The notch crimp is the oldest and presumably also the original best-known crimp profile in the electrotechnology sector. It is still used in control cabinet construction to 1 kV today. It is set apart by a deep point-specific deformation of the cable lug. However, it is suitable only for processing copper. The deep point-specific deformation may also be why it has fallen out of favour somewhat with the experts, and is being gradually replaced by the generally established hexagonal crimp. Wrongly so, or so we think.

Multi-purpose in two variants

In practice, there are two different types of notch crimp: the conventional notch crimp and the two-point indent crimp. Our notching tools are capable of crimps with cross-sections of up to 400 mm². The two variants have the same effect and have identical properties. All notch crimps are special crimps, which are most suitable for fine and superfine-stranded conductors in order to produce durable and reliable connections. However, they are also able to reliably connect multi-stranded conductors.

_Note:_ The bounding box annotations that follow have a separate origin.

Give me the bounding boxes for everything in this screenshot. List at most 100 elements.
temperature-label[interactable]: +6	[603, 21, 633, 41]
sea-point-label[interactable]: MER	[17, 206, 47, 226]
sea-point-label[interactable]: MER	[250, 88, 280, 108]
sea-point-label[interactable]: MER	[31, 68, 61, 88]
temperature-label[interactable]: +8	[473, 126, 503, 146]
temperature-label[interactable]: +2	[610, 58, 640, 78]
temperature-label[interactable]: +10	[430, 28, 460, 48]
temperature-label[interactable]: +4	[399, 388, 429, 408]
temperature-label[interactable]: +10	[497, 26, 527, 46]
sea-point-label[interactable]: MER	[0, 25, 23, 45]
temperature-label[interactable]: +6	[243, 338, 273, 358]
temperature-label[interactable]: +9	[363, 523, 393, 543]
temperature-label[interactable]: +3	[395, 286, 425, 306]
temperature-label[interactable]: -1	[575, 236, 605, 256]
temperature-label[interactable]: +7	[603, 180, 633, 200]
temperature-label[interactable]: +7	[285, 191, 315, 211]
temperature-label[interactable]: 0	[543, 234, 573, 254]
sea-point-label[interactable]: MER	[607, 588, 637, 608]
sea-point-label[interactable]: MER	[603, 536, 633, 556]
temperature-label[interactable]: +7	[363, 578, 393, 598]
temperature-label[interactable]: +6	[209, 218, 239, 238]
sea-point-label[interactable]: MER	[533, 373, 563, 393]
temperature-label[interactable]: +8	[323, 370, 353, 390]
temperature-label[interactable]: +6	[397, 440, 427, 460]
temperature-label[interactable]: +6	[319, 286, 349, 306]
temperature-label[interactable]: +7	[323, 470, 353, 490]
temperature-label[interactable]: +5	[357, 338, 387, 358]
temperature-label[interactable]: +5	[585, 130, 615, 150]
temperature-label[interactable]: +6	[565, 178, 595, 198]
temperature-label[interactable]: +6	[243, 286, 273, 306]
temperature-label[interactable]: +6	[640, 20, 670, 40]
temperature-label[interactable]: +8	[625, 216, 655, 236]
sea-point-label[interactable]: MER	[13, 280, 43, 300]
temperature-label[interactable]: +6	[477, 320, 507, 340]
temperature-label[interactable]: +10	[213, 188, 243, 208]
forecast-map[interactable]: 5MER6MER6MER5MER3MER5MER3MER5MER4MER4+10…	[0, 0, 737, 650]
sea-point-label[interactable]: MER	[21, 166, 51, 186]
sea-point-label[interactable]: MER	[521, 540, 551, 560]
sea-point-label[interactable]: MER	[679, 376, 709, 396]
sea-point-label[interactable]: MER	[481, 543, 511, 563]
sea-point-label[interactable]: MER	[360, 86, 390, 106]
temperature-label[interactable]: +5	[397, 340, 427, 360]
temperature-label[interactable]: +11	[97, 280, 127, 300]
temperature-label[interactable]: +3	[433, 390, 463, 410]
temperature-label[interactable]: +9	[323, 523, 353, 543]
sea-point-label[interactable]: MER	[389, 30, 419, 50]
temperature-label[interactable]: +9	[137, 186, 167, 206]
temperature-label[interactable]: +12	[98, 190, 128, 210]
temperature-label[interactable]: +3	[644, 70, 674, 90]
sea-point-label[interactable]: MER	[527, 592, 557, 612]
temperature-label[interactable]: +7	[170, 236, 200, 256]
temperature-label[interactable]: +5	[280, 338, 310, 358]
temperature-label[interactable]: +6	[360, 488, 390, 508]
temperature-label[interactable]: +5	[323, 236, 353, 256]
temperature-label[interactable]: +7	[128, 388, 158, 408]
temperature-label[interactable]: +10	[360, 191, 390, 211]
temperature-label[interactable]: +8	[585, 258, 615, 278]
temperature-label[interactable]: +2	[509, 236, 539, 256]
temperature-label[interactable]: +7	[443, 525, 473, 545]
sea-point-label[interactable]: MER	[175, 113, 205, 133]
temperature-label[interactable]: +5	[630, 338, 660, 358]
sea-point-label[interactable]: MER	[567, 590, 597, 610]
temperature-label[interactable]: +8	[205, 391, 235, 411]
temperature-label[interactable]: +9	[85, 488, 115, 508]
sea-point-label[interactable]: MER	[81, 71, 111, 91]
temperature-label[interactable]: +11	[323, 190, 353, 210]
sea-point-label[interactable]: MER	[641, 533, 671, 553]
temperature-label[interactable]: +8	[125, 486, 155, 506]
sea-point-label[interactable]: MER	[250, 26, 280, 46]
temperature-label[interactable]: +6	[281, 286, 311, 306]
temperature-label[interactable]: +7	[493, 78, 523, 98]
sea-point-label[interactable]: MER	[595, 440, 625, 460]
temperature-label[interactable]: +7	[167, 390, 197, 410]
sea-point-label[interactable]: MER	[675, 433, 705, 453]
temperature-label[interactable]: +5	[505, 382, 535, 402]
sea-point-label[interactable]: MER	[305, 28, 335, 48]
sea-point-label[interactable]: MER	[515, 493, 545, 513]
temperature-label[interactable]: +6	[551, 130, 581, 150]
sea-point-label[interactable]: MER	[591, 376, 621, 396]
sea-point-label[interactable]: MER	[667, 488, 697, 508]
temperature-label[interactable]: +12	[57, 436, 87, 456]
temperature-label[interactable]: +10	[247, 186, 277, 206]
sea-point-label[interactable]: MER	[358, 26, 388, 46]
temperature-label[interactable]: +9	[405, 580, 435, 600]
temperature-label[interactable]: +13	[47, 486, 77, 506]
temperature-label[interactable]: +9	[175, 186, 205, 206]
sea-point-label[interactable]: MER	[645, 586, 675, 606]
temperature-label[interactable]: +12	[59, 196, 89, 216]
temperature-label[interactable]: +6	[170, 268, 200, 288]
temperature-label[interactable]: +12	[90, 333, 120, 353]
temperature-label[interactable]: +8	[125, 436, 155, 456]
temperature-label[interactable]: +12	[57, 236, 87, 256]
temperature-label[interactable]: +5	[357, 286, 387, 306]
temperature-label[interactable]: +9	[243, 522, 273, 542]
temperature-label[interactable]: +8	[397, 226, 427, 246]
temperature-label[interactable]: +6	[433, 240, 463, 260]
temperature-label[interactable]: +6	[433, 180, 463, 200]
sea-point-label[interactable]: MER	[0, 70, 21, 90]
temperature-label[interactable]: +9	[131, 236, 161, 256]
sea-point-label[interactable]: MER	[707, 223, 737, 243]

The notch crimp can be used to process a broad range of conductors: from Class 2 multi-stranded copper conductors to DIN EN 60228 to Class 5 and 6 fine and superfine stranded types. It must of course be ensured that the appropriate cable lug is used. From a technical perspective, the notch crimp is set apart mainly by its high degree of compaction. However, be aware that notching causes high material stress, resulting from the strong force applied during the crimping process. Therefore, it is important that high-quality connectors are used and the connection is stress-relieved.

The number of notches required is the same as with a narrow hexagonal crimp.

Still useable

In summary, we can say that the notch crimp is a useful, standards-compliant crimping method – primarily for cross-sections below 6 mm², but also in control cabinet construction to 1 kV. Never discount the notch crimp – always permitted and efficient as well.

There is no doubt, however, that the acceptance of the notch crimp among experts isn't what it once was. It is therefore important with concrete projects to clarify with customers in advance as to whether they allow notching in their technical facilities and plants.